BY JAMIE M. BLANCHARD I APRIL 16, 2013

 

In January, Heidi Jo Duce stood at the start of her first ever snowboard cross competition. And she fell coming right out of the gate on the Copper Mountain, Colo., course.

“I had to hop and hop and hop just to get started,” Duce said.

Little did 22-year-old Duce know, the start of her first race, a small regional competition, would also mark the start of a storybook tale that could include a chapter on the Paralympic Winter Games in Sochi, Russia, come next March. 

“I find it hard to believe,” the Ouray, Colo., native said.

How could she not?

Netherlands’ Bibian Mentel and U.S. teammate Amy Purdy, ranked No. 1 and 2 in the world, have competed for more than 10 years each, as able-bodied and now amputee athletes.

Should Duce make the 2014 U.S. Paralympic Team, she would compete at the most respected event in para-snowboard cross, only 14 months after making her competitive debut.

“There are no words to describe how I feel,” Duce said. “It is hard for me to imagine what it would be like to compete in Sochi.”

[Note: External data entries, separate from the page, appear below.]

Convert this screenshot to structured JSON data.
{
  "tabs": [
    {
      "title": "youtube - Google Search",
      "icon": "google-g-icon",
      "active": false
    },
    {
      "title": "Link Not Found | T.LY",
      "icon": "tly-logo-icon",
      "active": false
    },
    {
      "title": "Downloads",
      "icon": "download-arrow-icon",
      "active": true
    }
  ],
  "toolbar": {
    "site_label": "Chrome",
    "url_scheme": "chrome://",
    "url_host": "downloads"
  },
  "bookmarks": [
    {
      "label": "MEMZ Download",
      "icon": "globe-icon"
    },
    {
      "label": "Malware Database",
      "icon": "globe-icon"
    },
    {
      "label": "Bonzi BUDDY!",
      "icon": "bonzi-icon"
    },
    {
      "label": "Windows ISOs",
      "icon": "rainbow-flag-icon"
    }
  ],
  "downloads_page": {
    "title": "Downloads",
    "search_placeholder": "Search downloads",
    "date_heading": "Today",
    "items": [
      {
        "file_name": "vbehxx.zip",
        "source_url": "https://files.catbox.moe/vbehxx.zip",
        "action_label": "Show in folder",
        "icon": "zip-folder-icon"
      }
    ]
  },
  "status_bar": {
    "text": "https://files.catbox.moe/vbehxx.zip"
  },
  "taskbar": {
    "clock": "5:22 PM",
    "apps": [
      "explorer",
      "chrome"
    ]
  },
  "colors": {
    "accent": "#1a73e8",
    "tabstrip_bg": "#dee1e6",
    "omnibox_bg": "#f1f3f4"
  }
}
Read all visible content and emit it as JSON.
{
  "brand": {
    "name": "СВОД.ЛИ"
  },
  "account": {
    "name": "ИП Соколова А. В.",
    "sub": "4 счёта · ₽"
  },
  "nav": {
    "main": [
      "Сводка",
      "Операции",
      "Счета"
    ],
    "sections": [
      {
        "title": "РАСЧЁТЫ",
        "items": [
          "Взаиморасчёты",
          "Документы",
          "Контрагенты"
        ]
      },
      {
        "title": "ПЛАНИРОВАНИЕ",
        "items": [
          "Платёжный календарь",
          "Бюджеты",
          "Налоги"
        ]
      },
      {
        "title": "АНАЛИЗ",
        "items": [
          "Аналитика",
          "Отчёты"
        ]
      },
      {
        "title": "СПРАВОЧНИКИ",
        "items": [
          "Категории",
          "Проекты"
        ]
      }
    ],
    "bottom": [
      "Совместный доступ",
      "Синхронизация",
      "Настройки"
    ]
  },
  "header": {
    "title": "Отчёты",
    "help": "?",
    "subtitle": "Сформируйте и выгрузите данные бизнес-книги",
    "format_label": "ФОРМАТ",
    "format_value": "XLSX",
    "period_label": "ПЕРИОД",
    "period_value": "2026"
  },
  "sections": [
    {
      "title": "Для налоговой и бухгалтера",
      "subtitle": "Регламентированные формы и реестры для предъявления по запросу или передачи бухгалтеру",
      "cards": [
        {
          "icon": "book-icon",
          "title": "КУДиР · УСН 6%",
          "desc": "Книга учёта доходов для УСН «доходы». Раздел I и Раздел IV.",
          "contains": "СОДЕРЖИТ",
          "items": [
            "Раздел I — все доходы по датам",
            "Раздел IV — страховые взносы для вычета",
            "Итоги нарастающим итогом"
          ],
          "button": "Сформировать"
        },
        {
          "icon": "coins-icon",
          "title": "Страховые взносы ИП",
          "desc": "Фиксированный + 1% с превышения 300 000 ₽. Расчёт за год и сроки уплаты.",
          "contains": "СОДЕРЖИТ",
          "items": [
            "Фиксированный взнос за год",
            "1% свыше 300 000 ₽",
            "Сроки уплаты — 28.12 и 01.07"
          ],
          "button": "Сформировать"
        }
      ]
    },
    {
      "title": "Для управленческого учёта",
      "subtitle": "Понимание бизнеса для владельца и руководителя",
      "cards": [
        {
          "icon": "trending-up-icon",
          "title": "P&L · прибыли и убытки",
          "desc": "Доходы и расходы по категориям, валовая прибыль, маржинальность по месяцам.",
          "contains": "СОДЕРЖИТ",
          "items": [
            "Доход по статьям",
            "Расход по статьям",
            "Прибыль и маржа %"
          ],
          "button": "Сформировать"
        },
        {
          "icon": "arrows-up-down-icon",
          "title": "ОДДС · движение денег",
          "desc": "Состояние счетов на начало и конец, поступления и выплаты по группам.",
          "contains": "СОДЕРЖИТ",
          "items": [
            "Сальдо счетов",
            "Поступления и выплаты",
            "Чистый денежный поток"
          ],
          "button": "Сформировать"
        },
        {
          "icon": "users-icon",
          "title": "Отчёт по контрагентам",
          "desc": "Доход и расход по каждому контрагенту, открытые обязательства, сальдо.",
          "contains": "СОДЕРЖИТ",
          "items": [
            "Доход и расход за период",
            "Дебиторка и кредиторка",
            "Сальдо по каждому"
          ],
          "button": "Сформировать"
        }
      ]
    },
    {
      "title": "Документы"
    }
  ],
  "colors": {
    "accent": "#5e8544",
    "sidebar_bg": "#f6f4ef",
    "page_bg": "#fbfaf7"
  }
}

Duce, who has fibular hemimelia, was born without a fibula and most of the bones in her right ankle and foot. At 18 months, she had what remained of her right leg amputated below the knee, and an additional four inches were amputated when she was 19.

“When I was growing up, I went to the Un-limb-ited Amputee Camp in Utah, which is where they take young amputees and teach them how to ski and snowboard,” Duce said. She attended her first of six consecutive camps at 11 years old but the sport was purely recreational.

“For a while, Team Utah had approached me about training with them but I was not stoked about leaving Colorado so I never went through with it,” Duce said.

The thought of pursuing snowboard cross stayed put in the back of her mind until one day last summer, shortly after the International Paralympic Committee announced that the sport would debut as a part of the alpine skiing program in Sochi.

“One of the directors of Adaptive Action Sports came into the kayak supply store where I was working,” Duce said. “He talked to me about joining an adaptive snowboarding program here in Colorado.”

And like that, she rewrote her life to include a bid for the Paralympic Winter Games.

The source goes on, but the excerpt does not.